Most SARS-CoV-2 vaccine candidates would be administered using the traditional injectable
route, and such products should be developed and deployed as quickly as possible.
However, the CDC and other public health agencies should assess the feasibility, associated
costs, societal acceptability, and implications for public health practice of an SVA-enabled
mass vaccination campaign using alternative routes of administration such as oral
tablets. This evaluation could include a combination of epidemiologic and economic
modeling, operations research, and a social and behavioral health component. We would
suggest that this novel approach could improve the reach and timeliness of mass vaccination
campaigns across high-, middle-, and low-income countries during the COVID-19 pandemic,
and should be supported by governments, researchers, and funders. Such campaigns should
ultimately proceed, however, only if the associated vaccines prove to be safe, effective,
and logistically feasible to implement.
Even if this approach does not prove viable during the COVID-19 pandemic due to financial,
regulatory, or practical constraints, the development of new tools and strategies
that enable more rapid vaccination campaigns should be prioritized to bolster preparedness
for future high-consequence outbreaks.
5
Conclusion
COVID-19 demonstrates a clear need for a more rapid and adaptive pandemic vaccine
enterprise. Vaccine research and development programs should be designed to optimize
downstream processes that permit rapid scale-up while maintaining the standards of
safety and efficacy that we expect of routine vaccines. However, the safety profile
of any vaccine candidate is critical and should not be sacrificed in the name of expedited
industrial or public health processes.
Higher levels of sustained public support, technological development, and coordination
with private sector stakeholders are needed to modernize the pandemic vaccine enterprise
in ways that better protect public health and safety during infectious disease emergencies.

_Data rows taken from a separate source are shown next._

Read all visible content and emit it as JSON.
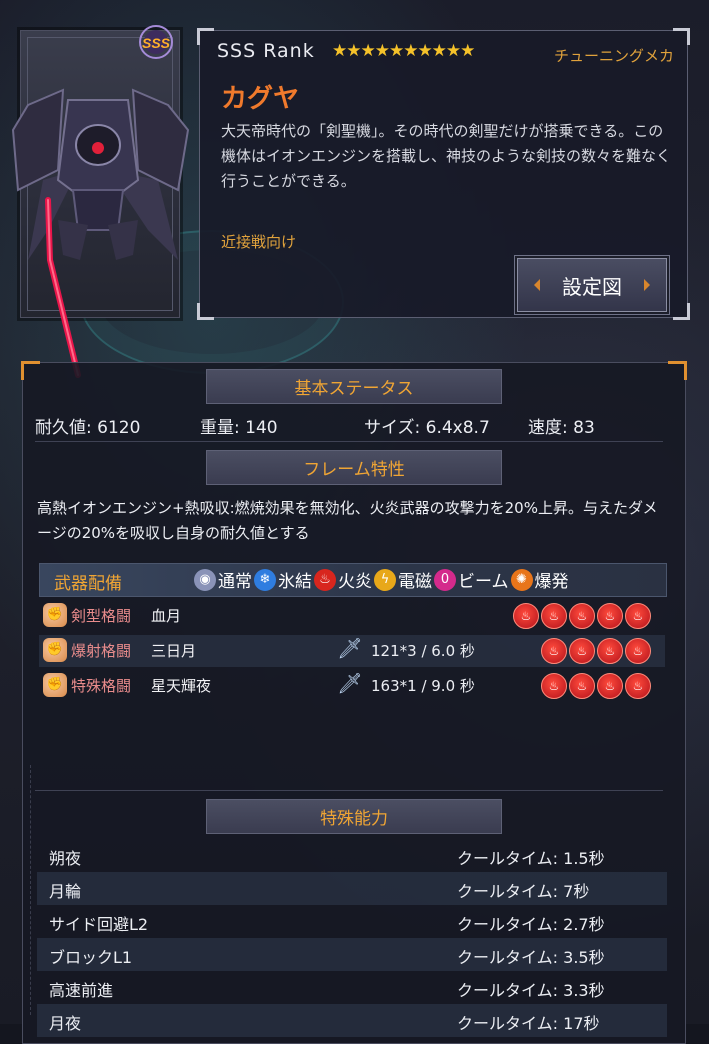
{
  "unit": {
    "rank": "SSS Rank",
    "rank_badge": "SSS",
    "stars": "★★★★★★★★★★",
    "type_label": "チューニングメカ",
    "name": "カグヤ",
    "description": "大天帝時代の「剣聖機」。その時代の剣聖だけが搭乗できる。この機体はイオンエンジンを搭載し、神技のような剣技の数々を難なく行うことができる。",
    "role": "近接戦向け",
    "settings_button": "設定図"
  },
  "basic_status": {
    "header": "基本ステータス",
    "stats": [
      {
        "label": "耐久値:",
        "value": "6120"
      },
      {
        "label": "重量:",
        "value": "140"
      },
      {
        "label": "サイズ:",
        "value": "6.4x8.7"
      },
      {
        "label": "速度:",
        "value": "83"
      }
    ]
  },
  "frame_trait": {
    "header": "フレーム特性",
    "text": "高熱イオンエンジン+熱吸収:燃焼効果を無効化、火炎武器の攻撃力を20%上昇。与えたダメージの20%を吸収し自身の耐久値とする"
  },
  "weapons": {
    "header": "武器配備",
    "legend": [
      {
        "label": "通常",
        "icon": "normal-icon",
        "color": "#8a93b8"
      },
      {
        "label": "氷結",
        "icon": "ice-icon",
        "color": "#2f7de0"
      },
      {
        "label": "火炎",
        "icon": "fire-icon",
        "color": "#d8261e"
      },
      {
        "label": "電磁",
        "icon": "lightning-icon",
        "color": "#e8a81a"
      },
      {
        "label": "ビーム",
        "icon": "beam-icon",
        "color": "#d42a8c"
      },
      {
        "label": "爆発",
        "icon": "explosion-icon",
        "color": "#e8751a"
      }
    ],
    "items": [
      {
        "category": "剣型格闘",
        "name": "血月",
        "damage": "",
        "fire_count": 5
      },
      {
        "category": "爆射格闘",
        "name": "三日月",
        "damage": "121*3 / 6.0 秒",
        "fire_count": 4
      },
      {
        "category": "特殊格闘",
        "name": "星天輝夜",
        "damage": "163*1 / 9.0 秒",
        "fire_count": 4
      }
    ]
  },
  "abilities": {
    "header": "特殊能力",
    "items": [
      {
        "name": "朔夜",
        "cooldown": "クールタイム: 1.5秒"
      },
      {
        "name": "月輪",
        "cooldown": "クールタイム: 7秒"
      },
      {
        "name": "サイド回避L2",
        "cooldown": "クールタイム: 2.7秒"
      },
      {
        "name": "ブロックL1",
        "cooldown": "クールタイム: 3.5秒"
      },
      {
        "name": "高速前進",
        "cooldown": "クールタイム: 3.3秒"
      },
      {
        "name": "月夜",
        "cooldown": "クールタイム: 17秒"
      }
    ]
  }
}
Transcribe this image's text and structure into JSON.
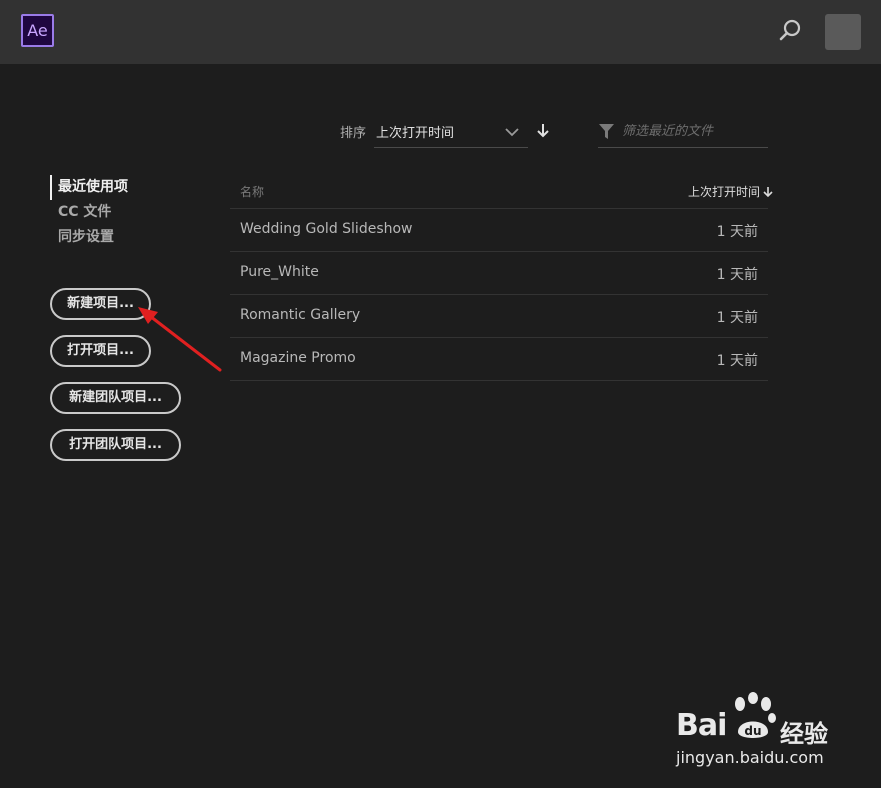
{
  "app": {
    "logo_text": "Ae",
    "accent": "#9a7be8"
  },
  "header": {
    "search_icon": "search-icon",
    "avatar": "user-avatar"
  },
  "sort": {
    "label": "排序",
    "selected": "上次打开时间",
    "direction": "descending"
  },
  "filter": {
    "placeholder": "筛选最近的文件",
    "value": ""
  },
  "nav": {
    "items": [
      {
        "label": "最近使用项",
        "active": true
      },
      {
        "label": "CC 文件",
        "active": false
      },
      {
        "label": "同步设置",
        "active": false
      }
    ]
  },
  "actions": {
    "new_project": "新建项目...",
    "open_project": "打开项目...",
    "new_team_project": "新建团队项目...",
    "open_team_project": "打开团队项目..."
  },
  "table": {
    "col_name": "名称",
    "col_date": "上次打开时间",
    "rows": [
      {
        "name": "Wedding Gold Slideshow",
        "date": "1 天前"
      },
      {
        "name": "Pure_White",
        "date": "1 天前"
      },
      {
        "name": "Romantic Gallery",
        "date": "1 天前"
      },
      {
        "name": "Magazine Promo",
        "date": "1 天前"
      }
    ]
  },
  "annotation": {
    "color": "#e02020"
  },
  "watermark": {
    "brand": "Bai",
    "brand_suffix": "经验",
    "url": "jingyan.baidu.com"
  }
}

This modernization effort should be supported as a core component of national and
international health security, as it would ensure that population-level protection
is achieved as soon as possible once a safe and effective vaccine has been developed.
Declaration of Competing Interest
The authors declare that they have no known competing financial interests or personal
relationships that could have appeared to influence the work reported in this paper.